As a former Houstonian, I'm glad to see the National Rifle Association is holding its annual convention in Space City. I lived and worked not far from the George R. Brown Convention Center and I am confident that the thousands of NRA members who attend this year's meeting will find a friendly and welcoming city. I am certain you will have a fabulous time.
I have often considered joining the NRA myself, and if I had, maybe I would be there with all of you this weekend. Unfortunately, today there are many important issues that your leadership and I no longer agree upon.
But first, let's try to find some common ground. Here's something we can agree on: We should thank the majority of the NRA's 4 million members who are law-abiding citizens who use their guns responsibly. Now, I want to speak to the 74 percent of those people - more than 3 million - who supported expanded background checks. Some of those people probably joined the NRA before 1999 - you know, the year that Executive Vice President and CEO Wayne LaPierre testified in favor of background checks.
Let me set the record straight: Gun rights and gun safety go hand in hand. Gabby and I respect the right of Americans to own guns; we own guns ourselves and we use them. NRA members know this about gun rights and gun safety. That's why so many of you support expanding background checks.
I grew up around guns. My mom and dad were cops and then I joined the military, where I saw combat in Iraq and Kuwait. Gabby owns a gun that we would often shoot. She has even used the range at the NRA's headquarters in Virginia. So have I. Gabby supported a lot of "pro gun" federal legislation, such as upholding Second Amendment rights for citizens who live in our nation's capital.
Like so many of you, we know that preventing dangerous people from getting guns doesn't affect our ability to buy or use our guns responsibly. And that's why the NRA leadership throws out a lot of doomsday scenarios, fear-mongering and yelling in order to distract people from a critical distinction: What most members of the NRA want from the organization and what the leadership is actually doing are not the same.
Kelly, a 25-year veteran of the U.S. Navy, lived and raised a family in Houston while serving as the commander of the space shuttles Discovery and Endeavour. With his wife, former U.S. Rep. Gabby Giffords, D-Ariz., Kelly is co-founder of Americans for Responsible Solutions, which seeks to reduce gun violence.
The NRA used to be a great organization, and you can still get practical value out of it as a member - everything from insurance to gun safety courses. But those services are small potatoes compared to where the NRA's leadership makes the really big money. The NRA leadership's top priority is to make sure the corporations that make guns and ammunition continue to turn huge profits. Their top priority isn't you, the NRA member.

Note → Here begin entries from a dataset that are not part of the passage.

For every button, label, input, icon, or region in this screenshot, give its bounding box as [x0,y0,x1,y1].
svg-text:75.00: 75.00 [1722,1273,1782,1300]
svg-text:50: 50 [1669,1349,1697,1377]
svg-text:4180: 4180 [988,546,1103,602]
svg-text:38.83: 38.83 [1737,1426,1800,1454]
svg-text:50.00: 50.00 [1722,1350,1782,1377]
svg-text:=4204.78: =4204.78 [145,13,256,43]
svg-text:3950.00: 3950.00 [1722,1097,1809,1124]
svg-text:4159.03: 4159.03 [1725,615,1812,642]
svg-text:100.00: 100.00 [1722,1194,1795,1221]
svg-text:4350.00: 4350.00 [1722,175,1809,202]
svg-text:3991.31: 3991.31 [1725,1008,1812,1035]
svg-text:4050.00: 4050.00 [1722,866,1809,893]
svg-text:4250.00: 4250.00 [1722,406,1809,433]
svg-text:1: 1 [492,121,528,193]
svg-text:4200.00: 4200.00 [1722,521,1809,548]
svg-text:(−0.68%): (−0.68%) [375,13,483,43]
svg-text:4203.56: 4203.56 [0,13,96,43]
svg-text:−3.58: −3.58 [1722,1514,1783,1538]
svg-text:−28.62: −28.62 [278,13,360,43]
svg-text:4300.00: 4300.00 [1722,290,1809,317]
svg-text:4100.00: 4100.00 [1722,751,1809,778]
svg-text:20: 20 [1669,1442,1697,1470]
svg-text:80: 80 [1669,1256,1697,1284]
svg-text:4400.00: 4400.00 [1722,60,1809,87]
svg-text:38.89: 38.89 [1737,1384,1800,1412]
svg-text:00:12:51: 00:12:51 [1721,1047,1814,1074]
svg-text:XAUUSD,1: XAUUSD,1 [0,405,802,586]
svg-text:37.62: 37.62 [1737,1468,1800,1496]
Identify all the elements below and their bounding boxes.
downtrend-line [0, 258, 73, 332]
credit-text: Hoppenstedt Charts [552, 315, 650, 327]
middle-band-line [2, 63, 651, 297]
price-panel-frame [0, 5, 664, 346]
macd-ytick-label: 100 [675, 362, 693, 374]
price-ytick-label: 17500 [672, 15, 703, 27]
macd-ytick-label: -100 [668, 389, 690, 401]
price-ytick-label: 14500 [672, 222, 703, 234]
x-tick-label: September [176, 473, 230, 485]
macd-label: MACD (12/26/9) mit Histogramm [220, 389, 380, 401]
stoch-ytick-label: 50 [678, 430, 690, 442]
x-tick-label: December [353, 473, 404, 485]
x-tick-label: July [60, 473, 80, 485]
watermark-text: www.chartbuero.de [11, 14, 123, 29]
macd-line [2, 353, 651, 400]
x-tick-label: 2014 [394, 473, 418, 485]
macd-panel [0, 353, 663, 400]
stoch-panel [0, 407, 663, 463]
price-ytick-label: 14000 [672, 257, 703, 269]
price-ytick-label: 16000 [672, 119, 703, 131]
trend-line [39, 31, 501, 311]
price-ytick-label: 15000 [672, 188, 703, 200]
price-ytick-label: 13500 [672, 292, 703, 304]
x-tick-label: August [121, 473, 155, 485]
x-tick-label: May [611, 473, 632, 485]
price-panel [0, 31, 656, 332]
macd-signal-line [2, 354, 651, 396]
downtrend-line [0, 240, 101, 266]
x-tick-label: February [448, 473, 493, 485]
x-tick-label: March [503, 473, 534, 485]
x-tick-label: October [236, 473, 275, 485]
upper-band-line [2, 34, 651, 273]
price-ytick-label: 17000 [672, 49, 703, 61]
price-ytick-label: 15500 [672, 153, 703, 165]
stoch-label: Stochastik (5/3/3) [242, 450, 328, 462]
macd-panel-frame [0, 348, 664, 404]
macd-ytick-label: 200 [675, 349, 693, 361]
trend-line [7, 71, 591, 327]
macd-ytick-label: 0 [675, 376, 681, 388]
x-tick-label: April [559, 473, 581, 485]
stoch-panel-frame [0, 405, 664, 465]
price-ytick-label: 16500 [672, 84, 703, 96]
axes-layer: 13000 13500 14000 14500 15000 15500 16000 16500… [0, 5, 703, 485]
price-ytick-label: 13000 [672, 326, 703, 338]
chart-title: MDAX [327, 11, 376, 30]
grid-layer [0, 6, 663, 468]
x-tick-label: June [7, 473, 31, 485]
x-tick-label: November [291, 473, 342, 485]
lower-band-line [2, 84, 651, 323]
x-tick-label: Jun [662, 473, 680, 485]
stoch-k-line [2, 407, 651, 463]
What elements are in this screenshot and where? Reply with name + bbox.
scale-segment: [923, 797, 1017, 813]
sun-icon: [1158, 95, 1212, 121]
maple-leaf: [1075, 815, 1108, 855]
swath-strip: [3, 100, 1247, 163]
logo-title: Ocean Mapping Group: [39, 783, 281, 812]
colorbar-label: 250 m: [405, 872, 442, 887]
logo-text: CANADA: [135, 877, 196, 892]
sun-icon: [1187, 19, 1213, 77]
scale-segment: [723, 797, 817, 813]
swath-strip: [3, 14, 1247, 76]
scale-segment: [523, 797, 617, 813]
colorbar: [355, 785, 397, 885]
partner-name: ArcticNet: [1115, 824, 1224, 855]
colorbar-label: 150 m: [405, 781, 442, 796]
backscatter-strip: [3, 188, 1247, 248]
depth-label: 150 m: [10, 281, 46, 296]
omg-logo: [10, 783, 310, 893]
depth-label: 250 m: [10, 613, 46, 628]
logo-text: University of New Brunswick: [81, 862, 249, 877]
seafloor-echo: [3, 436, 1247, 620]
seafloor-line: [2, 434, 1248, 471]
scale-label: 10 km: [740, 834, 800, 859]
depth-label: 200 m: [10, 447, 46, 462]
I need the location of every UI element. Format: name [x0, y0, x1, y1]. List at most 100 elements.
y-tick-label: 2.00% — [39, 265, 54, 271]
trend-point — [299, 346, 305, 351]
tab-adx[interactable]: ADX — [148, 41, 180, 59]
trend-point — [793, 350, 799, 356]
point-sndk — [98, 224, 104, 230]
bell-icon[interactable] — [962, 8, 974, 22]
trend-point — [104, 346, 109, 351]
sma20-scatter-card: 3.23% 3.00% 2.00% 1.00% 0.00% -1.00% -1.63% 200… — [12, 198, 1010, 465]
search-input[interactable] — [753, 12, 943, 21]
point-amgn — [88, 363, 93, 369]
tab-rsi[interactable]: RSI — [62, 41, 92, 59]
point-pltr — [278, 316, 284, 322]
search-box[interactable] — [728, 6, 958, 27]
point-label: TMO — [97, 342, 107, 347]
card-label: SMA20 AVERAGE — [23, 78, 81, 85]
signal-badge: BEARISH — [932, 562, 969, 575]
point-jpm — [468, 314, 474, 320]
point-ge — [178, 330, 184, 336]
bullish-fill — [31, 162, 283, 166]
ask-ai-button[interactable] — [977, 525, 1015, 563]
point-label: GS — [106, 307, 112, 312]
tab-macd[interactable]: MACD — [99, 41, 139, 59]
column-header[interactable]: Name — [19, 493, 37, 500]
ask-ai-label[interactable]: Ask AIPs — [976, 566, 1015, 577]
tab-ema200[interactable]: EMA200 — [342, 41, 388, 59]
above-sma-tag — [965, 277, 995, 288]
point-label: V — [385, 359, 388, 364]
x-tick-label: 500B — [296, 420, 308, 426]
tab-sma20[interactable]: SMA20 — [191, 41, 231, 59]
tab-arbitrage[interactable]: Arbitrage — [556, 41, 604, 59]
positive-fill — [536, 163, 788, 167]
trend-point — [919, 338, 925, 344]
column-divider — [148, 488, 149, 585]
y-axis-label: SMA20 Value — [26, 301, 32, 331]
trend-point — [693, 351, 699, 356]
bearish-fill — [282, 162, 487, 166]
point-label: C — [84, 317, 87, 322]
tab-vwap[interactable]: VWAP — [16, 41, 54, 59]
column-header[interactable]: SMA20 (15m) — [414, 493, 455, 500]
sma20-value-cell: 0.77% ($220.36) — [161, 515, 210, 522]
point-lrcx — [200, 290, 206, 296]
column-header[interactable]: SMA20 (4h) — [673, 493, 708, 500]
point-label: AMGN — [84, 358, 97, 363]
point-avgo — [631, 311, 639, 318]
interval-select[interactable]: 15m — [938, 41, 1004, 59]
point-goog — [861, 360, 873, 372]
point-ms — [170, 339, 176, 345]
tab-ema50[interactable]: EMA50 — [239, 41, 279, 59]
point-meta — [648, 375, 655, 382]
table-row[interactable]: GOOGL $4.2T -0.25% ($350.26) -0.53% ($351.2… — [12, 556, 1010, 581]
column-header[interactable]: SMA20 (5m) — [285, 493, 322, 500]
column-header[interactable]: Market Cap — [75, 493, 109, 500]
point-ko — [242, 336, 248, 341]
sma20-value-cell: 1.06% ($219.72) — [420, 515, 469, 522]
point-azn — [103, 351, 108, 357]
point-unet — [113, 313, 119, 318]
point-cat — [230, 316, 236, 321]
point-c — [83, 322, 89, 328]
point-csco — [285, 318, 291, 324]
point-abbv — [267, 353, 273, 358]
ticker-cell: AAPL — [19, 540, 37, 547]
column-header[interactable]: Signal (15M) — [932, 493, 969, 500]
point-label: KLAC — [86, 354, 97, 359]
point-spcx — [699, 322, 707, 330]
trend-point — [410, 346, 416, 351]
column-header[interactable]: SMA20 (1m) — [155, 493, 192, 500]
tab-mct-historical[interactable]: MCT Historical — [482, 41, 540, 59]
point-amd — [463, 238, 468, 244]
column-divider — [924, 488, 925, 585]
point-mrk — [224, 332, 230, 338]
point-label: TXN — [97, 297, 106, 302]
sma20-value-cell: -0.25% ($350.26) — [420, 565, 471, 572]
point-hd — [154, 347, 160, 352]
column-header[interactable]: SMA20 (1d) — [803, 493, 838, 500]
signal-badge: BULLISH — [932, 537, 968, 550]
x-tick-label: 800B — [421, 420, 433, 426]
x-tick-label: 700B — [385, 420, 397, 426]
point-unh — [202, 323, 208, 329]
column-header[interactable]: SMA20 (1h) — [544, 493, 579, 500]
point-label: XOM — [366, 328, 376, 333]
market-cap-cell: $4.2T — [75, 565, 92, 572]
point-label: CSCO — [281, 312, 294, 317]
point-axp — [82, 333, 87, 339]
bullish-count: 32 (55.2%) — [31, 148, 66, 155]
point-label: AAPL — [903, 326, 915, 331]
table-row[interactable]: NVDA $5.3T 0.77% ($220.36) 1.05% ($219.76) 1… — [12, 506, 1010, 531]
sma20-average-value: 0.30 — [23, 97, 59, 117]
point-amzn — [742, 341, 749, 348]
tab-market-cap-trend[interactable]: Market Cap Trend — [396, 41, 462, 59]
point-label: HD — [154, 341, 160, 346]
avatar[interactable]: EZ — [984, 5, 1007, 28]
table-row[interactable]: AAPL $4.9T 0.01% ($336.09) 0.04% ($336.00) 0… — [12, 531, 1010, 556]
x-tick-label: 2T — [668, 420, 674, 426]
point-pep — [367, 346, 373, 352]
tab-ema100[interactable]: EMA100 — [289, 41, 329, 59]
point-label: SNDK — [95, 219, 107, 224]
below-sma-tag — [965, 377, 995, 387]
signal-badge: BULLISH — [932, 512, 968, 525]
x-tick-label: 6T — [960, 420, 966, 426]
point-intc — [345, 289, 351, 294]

The NRA's two best fundraising months of the past year came immediately following the shootings in Aurora, Colo., and Newtown, Conn. Guns fly off the shelves after tragedies because LaPierre and the gun manufacturers he represents exploit people's fears. In return, gun manufacturers gave LaPierre and the NRA tens of millions of dollars last year alone - and he spent almost $1 million of it on his own salary. Everyone in the gun lobby gets rich when the gun manufacturers sell the most guns.
And that's why LaPierre and the rest of the leadership of the NRA and other gun organizations are spending so much of their time wild-eyed, preaching possible government confiscations. It's because they don't want the membership to notice they've turned their backs on the very safety measures, like background checks, that the organization used to stand for - in exchange for cold hard cash.
So, to the millions of responsible gun owners who are members of the NRA, I offer two thoughts: First, we, at Americans for Responsible Solutions, would be proud to stand with you. You can keep your NRA membership because we're a place for responsible gun owners who want to make sure our laws apply equally to everyone, and who don't want to let criminals run wild with firearms. We'd love to have you and we will protect your Second Amendment rights in a reasonable and responsible manner.
Second: Those who don't learn the lessons of history are doomed to repeat it, right? The current NRA leadership came to power when the membership felt the old leadership had lost touch with the organization's values and no longer was reflecting the wishes of the members.
When LaPierre and his crew of highly paid Beltway insider staff reversed their earlier support of common-sense measures like expanded background checks, they sent a strong message that instead of standing with the 3 million of your members who supported background checks, they were working on behalf of the manufacturers' profit margins instead.
It seems to me that the time is right for a new generation of leaders within the NRA. Maybe some of you are here this weekend in Houston. We can't wait to work with you to protect our Second Amendment rights and keep our kids safer.